= Heeswijk-Dinther =

Heeswijk-Dinther (population: 7,985) is a town and former municipality in the southern Netherlands, in the province of North Brabant being named after the former municipalities Heeswijk and Dinther. The municipality was created in 1969, and became a part of Bernheze in 1994. Likewise, the town itself consisted of the former villages of Heeswijk and Dinther, which have grown together. After the merger into Bernheze, the town has been split up into Heeswijk and Dinther again. In 2008 the town was registered with the government as a single town. Only in 2017, the town is officially called Heeswijk-Dinther.

The municipality of Dinther included the town of Loosbroek.
== Formation ==
The municipalities of Heeswijk and Dinther had the same mayor from 1918 and in 1969 they were merged with part of Loosbroek to form the municipality of Heeswijk-Dinther. The villages of Heeswijk and Dinther were henceforth considered together as one residence. In 1993, Heeswijk-Dinther was again dissolved as a municipality and village and the villages of Heeswijk, Dinther and Loosbroek were incorporated into the municipality of Bernheze, along with the villages of Heesch, Nistelrode and Vorstenbosch.
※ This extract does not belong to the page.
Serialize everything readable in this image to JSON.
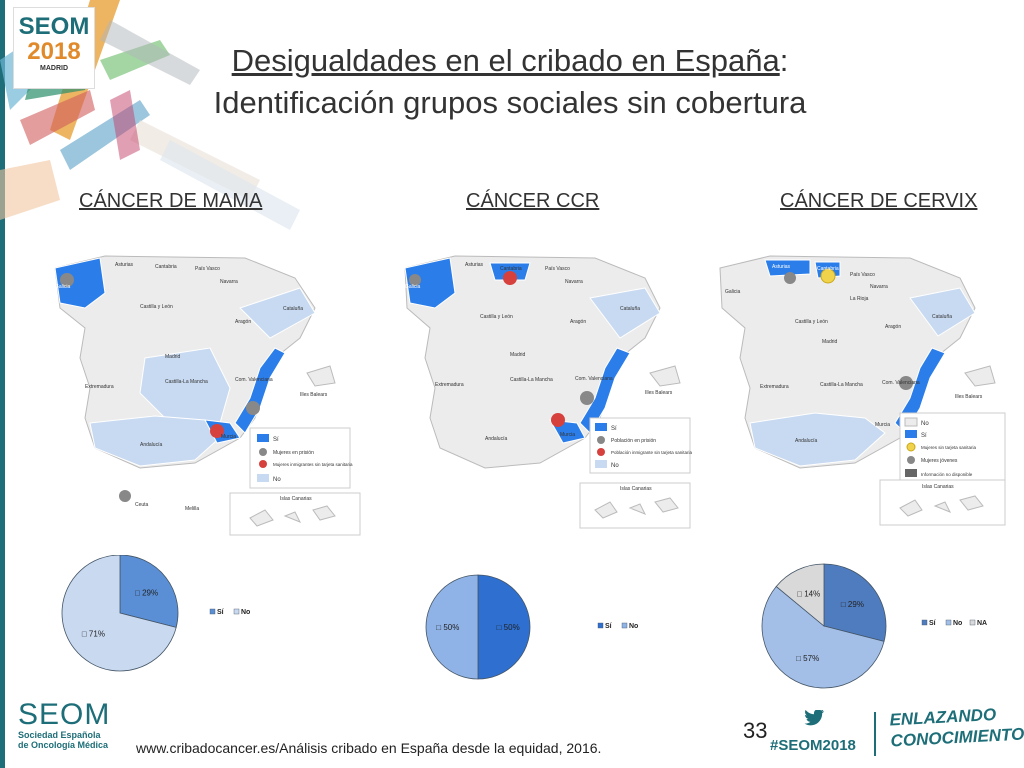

As a whole, the place is still referred to as Heeswijk-Dinther. Since 2017, this has been re-formalised.

== Sights ==
- Heeswijk Castle is a 12th-century water castle that was completely restored in 2005.
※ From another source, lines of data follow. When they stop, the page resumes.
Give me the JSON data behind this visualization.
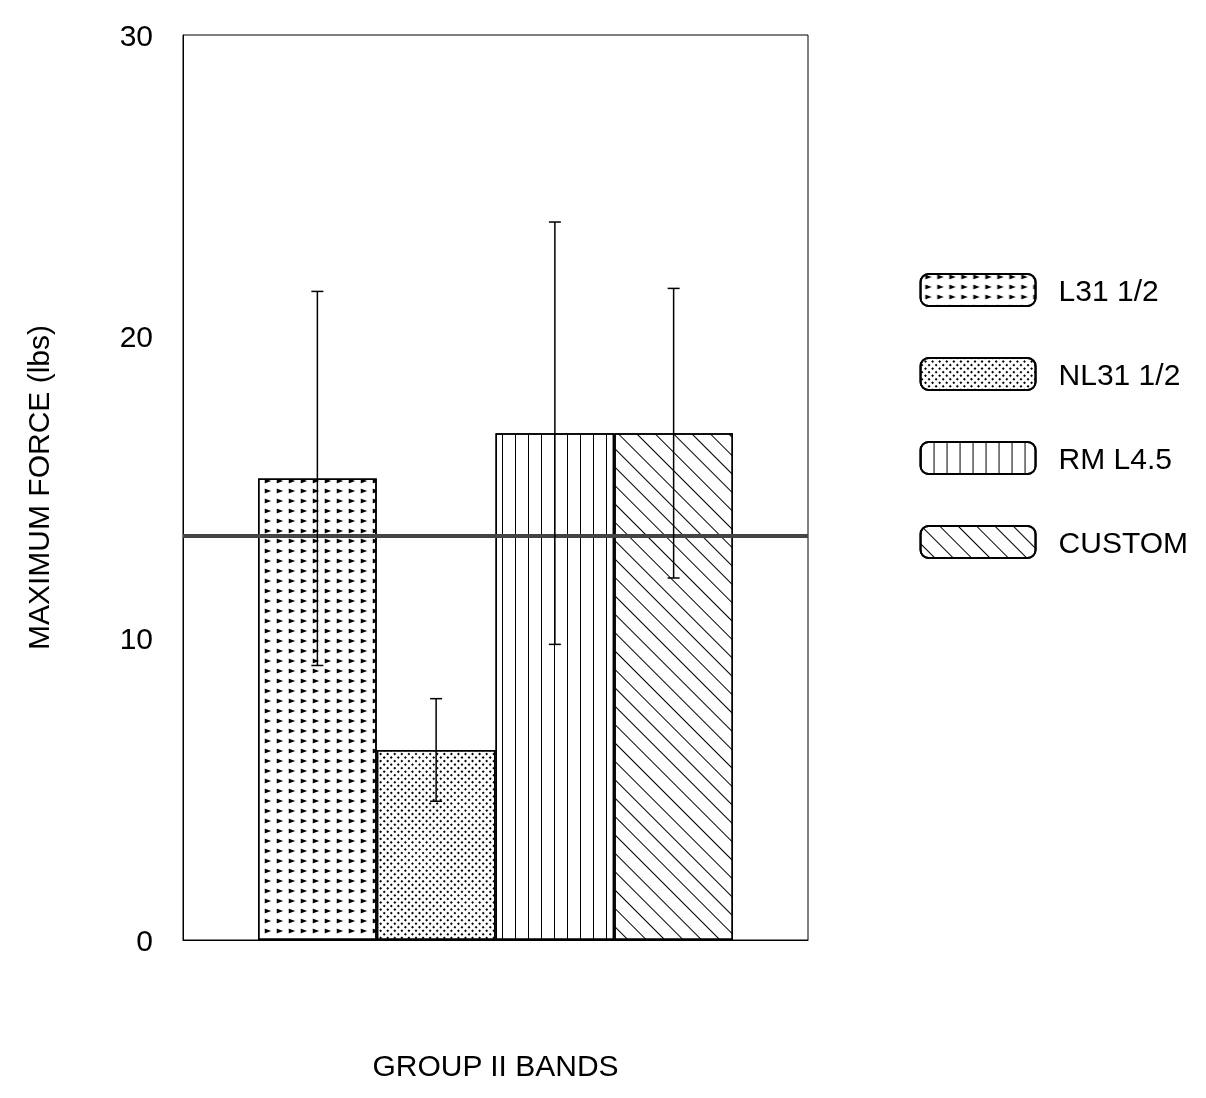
{
  "chart_data": {
    "type": "bar",
    "xlabel": "GROUP II BANDS",
    "ylabel": "MAXIMUM FORCE (lbs)",
    "categories": [
      null
    ],
    "series": [
      {
        "name": "L31 1/2",
        "color": "#ffffff",
        "values": [
          15.3
        ],
        "errors": [
          6.2
        ]
      },
      {
        "name": "NL31 1/2",
        "color": "#ffffff",
        "values": [
          6.3
        ],
        "errors": [
          1.7
        ]
      },
      {
        "name": "RM L4.5",
        "color": "#ffffff",
        "values": [
          16.8
        ],
        "errors": [
          7
        ]
      },
      {
        "name": "CUSTOM",
        "color": "#ffffff",
        "values": [
          16.8
        ],
        "errors": [
          4.8
        ]
      }
    ],
    "ylim": [
      0,
      30
    ],
    "yticks": [
      0,
      10,
      20,
      30
    ],
    "grid": false,
    "legend": "right",
    "ref_lines": [
      {
        "axis": "y",
        "value": 13.4,
        "color": "#444444"
      }
    ]
  }
}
- The Abbey of Berne, located in Heeswijk since 1629, has been a center of culture and contemplation since before the Early Modern Era.
- Open air theatre the Kersouwe (founded in 1946) organizes more than thirty performances each year during the summer months.
- Castle Huize Zwanenburg, is a medieval fortified building from the 14th century that is currently occupied.